The German government has assured a stable supply of electricity after the phase-out. It even says that Germany will be able to export electricity, given high gas storage levels, new liquid gas terminals on the north coast and its simultaneous expansion in renewable capacity.
The economics of transition
The country has some of the lowest wholesale electricity prices in Europe, but its energy policies make the retail prices one of the highest. This means that taxes and surcharges account for more than half the domestic electricity price, the bills of which are footed by the citizens.
Does a switch to renewables change this cost?
The World Nuclear Report of 2022 documents that unsubsidized average electricity generating costs overall declined between 2009 and 2021. In the case of solar PV, generation prices fell from $359 to $36 per MWh, a fall of 90%. For wind prices from $135 to $38 per MWh, a fall of 72%. For nuclear, however, costs went up from $123 to $167 per MWh, an increase of 36%.
Between 2017 and 2022, Germany’s renewables share grew from 36% to 44%. Alongside this, the continuing decline in the construction costs of renewables has meant that net annual installations will increase as investments increase. According to the International Renewable Energy Agency’s report, a record of 314GW of renewable capacity was installed in 2021 alone, a 17% increase from the previous year.

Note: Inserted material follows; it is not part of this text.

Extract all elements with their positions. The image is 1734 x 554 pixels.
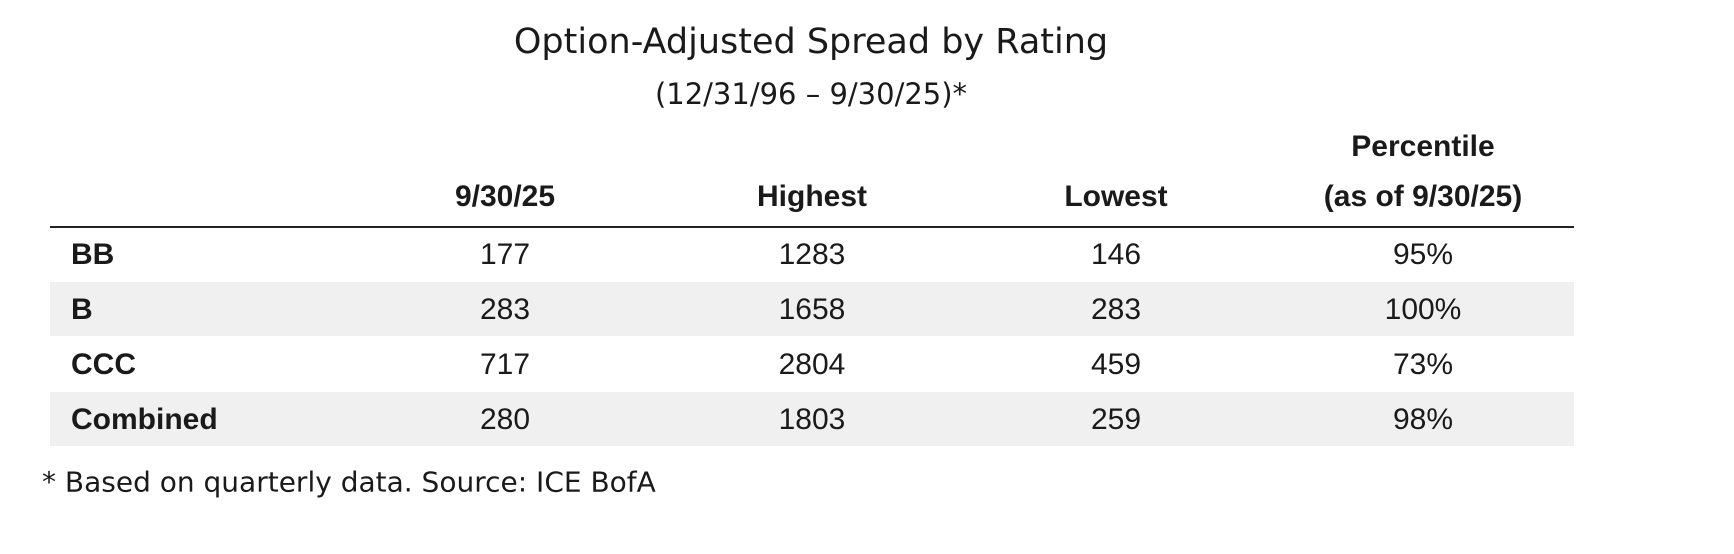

Today, nuclear power plants operate in 32 countries and generate one-tenth of the world’s electricity. For two decades since 1996, the share of nuclear power in electricity generation stagnated at 10.5%, increasing marginally in 2016 by 1.4% when China added to the share of nuclear power. In the past decade, the growth of power generated from nuclear sources has only been marginal, and investing in extending the lives of existing reactors increasingly seems economically unattractive
As of May 2023, 60 new nuclear reactors are under construction. France has proposed six new nuclear reactors by 2035, doubling down on its state-owned nuclear industry.